Question

1. the area of a rectangle is 36 square centimeters, and its length is 9 centimeters.

a. what is the width of the rectangle?
b. elsa wants to draw a second rectangle that is the same length but is 3 times as wide. draw and label elsa’s second rectangle.
c. what is the perimeter of elsa’s second rectangle?
lesson 2: solve multiplicative comparison word problems by applying the area and perimeter formulas.

Explanation:

Step1: Find the width of the first rectangle

Use the area formula $A = l\times w$ (where $A$ is area, $l$ is length, $w$ is width). Given $A = 36$ square - centimeters and $l = 9$ centimeters. We can solve for $w$ by $w=\frac{A}{l}$. So $w=\frac{36}{9}=4$ centimeters.

Step2: Find the width of the second rectangle

The second rectangle has the same length as the first one ($l = 9$ centimeters) and is 3 times as wide as the first one.

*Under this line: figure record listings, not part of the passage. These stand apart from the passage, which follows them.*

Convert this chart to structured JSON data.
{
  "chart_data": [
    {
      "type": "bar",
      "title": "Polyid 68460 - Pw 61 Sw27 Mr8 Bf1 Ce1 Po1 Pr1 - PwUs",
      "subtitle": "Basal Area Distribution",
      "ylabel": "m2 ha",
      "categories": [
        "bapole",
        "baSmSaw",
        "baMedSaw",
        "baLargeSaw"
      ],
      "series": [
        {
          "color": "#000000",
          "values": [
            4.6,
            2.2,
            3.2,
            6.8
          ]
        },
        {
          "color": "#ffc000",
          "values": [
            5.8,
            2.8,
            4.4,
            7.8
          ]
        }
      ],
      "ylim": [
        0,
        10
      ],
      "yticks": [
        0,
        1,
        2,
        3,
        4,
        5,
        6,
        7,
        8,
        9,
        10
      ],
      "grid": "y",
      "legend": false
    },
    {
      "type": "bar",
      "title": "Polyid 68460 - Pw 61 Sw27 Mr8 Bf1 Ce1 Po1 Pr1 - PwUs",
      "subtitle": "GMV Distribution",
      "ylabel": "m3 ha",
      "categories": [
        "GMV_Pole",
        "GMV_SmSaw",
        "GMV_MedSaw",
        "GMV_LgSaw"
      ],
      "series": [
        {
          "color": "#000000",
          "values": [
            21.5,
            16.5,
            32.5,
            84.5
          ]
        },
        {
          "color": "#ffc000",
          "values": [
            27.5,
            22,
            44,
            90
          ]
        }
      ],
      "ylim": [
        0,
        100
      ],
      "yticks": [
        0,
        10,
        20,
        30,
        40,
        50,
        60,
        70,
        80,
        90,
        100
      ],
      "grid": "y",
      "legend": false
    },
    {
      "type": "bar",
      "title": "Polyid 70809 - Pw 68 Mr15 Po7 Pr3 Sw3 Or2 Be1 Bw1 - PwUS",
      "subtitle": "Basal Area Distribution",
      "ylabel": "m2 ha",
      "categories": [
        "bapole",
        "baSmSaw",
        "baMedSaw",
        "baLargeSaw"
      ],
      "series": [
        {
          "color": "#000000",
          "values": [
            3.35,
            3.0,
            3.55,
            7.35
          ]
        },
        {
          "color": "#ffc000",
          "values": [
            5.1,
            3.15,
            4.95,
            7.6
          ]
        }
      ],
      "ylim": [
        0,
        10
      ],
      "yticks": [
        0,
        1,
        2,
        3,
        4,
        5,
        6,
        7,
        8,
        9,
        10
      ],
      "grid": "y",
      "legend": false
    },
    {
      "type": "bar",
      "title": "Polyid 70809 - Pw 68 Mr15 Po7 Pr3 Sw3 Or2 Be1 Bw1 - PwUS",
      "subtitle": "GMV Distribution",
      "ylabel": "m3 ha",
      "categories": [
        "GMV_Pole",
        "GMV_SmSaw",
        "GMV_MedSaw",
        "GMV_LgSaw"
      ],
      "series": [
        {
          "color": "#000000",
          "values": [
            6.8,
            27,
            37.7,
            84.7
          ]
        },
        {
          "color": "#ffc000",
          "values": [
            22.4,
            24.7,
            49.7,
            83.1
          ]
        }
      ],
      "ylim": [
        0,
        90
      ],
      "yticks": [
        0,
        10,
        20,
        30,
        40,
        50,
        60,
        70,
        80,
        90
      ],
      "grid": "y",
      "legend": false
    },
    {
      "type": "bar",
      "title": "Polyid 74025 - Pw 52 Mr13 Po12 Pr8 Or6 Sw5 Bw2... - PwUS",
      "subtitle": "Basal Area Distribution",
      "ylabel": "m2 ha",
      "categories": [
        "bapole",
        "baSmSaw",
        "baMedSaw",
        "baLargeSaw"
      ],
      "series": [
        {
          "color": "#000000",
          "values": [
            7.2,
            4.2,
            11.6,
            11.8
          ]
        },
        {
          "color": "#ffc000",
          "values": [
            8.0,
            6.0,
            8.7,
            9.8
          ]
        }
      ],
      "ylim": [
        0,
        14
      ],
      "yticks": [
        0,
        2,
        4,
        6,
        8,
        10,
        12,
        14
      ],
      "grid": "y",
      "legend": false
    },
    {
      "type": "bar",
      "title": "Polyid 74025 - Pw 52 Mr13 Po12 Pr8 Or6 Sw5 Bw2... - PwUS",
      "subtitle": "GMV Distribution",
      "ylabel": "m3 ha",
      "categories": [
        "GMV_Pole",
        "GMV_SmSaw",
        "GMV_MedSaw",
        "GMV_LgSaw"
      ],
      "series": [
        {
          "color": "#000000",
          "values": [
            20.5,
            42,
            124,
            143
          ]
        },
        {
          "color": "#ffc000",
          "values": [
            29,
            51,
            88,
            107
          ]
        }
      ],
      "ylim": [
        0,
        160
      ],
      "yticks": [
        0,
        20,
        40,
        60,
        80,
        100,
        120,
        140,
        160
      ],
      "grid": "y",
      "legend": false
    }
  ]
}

So the width of the second rectangle $w_2=3\times4 = 12$ centimeters.

Step3: Find the perimeter of the second rectangle

Use the perimeter formula $P = 2(l + w)$. Substitute $l = 9$ centimeters and $w_2=12$ centimeters into the formula. $P=2(9 + 12)=2\times21 = 42$ centimeters.

Answer:

a. 4 centimeters
b. (Drawing: Draw a rectangle, label the length as 9 centimeters and the width as 12 centimeters)
c. 42 centimeters